Saturday, August 30, 2008

Urban Fauna Studio

To say I was excited about a new fiber store opening in SF would be an understatement. I love Carolina Homespun, but there's only so much fiber one store can carry, and I'd burned myself out on Carolina Homespun a while ago (which is not to say that I don't browse them at every fiber festival- I just save my money for rarer finds).

I think San Francisco has a large opening for fiber/yarn/craft stores, especially since DIY stuff is still becoming more & more popular. Spinning, though, is not a craft that "normal" people get into. Spinning is a craft that people who are already crafty get interested in. I've never met a woman (or man) who learned to spin, and that's it; they always knit or crochet (or weave) first.

Also, opening a new brick & mortar store (especially one off the beaten path) is quite ballsy in this economy. Jamie Chan must have a really awesome business plan- and she also has the sales from the well-established Mary Jane's Attic- which she owns- to help her out.

So I took two short bus rides to get to the Urban Fauna Studio (kind of a weird name, and isn't there a knitting store in Hayes Valley called Urban Design Studio?)- it's just off Irving- and I was immediately surprised at how teeny-tiny the store is. Teeny-tiny, eenie-weenie, itsy-bitsy... well. The whole store is smaller than my living room. Maybe 8' by 17' (and it has a low ceiling). Of course, the fact that there was about 20 women packed in there didn't help.

They had some nice stuff: Traveling Rhinos minibatts, some handdyed fiber & yarn (though not as much as I'd have thought), almost a whole wall of notions, and adorable apothecary jars filled with a rainbow of wool puffs.

The best thing? They rent spinning wheels for $20/week! That means you can try the Mach 1 or the Ladybug at your leisure. They'll also have classes.

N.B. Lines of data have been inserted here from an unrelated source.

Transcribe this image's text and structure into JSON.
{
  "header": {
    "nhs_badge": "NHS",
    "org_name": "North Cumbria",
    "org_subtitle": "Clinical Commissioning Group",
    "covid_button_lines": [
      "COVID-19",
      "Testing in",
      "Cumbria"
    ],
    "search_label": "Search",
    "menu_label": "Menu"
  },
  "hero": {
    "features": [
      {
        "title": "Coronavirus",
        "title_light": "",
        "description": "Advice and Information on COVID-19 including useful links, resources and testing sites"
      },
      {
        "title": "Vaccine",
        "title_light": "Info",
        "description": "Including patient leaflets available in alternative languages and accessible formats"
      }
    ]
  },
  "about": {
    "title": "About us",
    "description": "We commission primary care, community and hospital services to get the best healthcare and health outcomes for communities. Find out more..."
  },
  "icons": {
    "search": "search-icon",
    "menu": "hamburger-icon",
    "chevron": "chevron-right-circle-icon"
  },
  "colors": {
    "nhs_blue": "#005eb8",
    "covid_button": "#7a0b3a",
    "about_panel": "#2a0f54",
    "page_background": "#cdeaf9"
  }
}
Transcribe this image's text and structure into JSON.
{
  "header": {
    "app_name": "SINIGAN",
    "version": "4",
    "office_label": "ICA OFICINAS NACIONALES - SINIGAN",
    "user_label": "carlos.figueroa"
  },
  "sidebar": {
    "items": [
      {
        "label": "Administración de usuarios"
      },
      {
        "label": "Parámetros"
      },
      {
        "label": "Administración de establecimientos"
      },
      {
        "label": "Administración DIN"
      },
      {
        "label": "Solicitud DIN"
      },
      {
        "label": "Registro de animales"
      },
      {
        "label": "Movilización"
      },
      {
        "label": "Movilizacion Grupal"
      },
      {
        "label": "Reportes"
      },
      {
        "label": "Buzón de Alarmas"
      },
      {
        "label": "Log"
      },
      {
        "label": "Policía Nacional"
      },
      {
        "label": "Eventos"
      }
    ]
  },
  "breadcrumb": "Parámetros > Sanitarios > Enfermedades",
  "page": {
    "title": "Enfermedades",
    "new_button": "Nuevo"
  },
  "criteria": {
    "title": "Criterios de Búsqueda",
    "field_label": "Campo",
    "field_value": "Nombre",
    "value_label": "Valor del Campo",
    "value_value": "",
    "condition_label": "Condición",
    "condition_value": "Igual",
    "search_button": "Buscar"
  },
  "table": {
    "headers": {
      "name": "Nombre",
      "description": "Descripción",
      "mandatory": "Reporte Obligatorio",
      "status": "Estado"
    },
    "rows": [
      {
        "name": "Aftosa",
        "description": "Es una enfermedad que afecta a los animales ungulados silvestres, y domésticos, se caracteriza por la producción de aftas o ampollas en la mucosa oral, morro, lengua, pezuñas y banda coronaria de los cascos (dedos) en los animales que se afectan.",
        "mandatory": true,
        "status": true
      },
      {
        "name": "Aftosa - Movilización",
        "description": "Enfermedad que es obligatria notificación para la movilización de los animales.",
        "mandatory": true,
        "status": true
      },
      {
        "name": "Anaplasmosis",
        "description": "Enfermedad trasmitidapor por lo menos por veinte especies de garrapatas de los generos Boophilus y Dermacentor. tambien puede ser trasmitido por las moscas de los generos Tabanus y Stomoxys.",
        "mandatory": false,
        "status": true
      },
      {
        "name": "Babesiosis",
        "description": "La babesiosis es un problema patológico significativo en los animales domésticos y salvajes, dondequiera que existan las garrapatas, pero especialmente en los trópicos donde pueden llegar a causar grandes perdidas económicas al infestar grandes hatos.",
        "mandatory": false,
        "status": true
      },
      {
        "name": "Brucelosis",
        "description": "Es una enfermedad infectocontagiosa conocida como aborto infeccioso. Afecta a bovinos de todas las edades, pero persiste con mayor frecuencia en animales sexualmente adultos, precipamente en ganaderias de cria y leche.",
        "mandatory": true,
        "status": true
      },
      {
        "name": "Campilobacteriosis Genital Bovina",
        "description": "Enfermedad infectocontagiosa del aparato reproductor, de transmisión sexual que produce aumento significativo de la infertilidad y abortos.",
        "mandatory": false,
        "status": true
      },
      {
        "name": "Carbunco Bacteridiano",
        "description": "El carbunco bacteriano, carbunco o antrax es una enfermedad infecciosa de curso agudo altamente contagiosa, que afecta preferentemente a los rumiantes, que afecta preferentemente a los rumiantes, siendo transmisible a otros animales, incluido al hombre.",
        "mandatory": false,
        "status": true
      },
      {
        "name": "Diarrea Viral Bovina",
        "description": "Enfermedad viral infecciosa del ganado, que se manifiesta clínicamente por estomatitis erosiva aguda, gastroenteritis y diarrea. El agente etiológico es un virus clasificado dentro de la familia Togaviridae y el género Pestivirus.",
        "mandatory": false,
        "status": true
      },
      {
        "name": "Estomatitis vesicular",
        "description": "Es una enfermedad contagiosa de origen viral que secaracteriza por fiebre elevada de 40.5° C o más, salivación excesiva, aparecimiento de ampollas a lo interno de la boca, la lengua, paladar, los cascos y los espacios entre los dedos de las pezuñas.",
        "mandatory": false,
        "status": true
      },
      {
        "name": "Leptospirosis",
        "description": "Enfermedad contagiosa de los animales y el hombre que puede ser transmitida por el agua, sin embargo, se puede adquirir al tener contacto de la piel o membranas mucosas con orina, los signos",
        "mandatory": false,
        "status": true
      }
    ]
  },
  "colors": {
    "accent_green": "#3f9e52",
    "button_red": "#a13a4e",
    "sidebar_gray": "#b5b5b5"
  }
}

Something I felt detracted from the store: it seems like Jamie is aiming for a craft store, not just a fiber store. She had needle felting stuff (which is to be expected in a fiber store, I guess, but it's not my thing, and it seemed like there was WAY more needle felting stuff than knitting or spinning stuff, not including the wheels), sock monkey kits, and luster dust for embellishing fabrics and polymer clay (which she says she's getting a shipment of soon).

I thought it'd be like a brick & mortar version of the Sweet Sheep, or even Etsy, so I was actually a little disappointed by the physical store. And I didn't enjoy being packed into the tiny space like sardines, and trying to maneuver around all the other shoppers. However, I really enjoyed the energy of the people, and I got to chat quite a bit with the women in line in front & behind me. The ladies in front seemed only aware of knitting & crochet (they were buying some handpainted and some O-Wool), and they'd dragged their bfs along. The woman behind me- Barbara (Rav link), as I later learned- had been to WWKIP Day this past June (it was awesome, btw), and was just as interested as I was in a new fiber store. We chatted about kittens (I need some, she fosters them). The line was very long, for two reasons: there were a ton of people who'd arrived "early" to be one of the 75 who got a goodie bag, and because the checkout process was not what you would call speedy.
I bought a minibatt, a 1/2 oz of a lovely teal-blue Angelina, and a braid of merino-tencel in red-orange-purple.
Minibatt pic is blurry so you can see the colors better (it's minty green with felted nubs in shades of pink).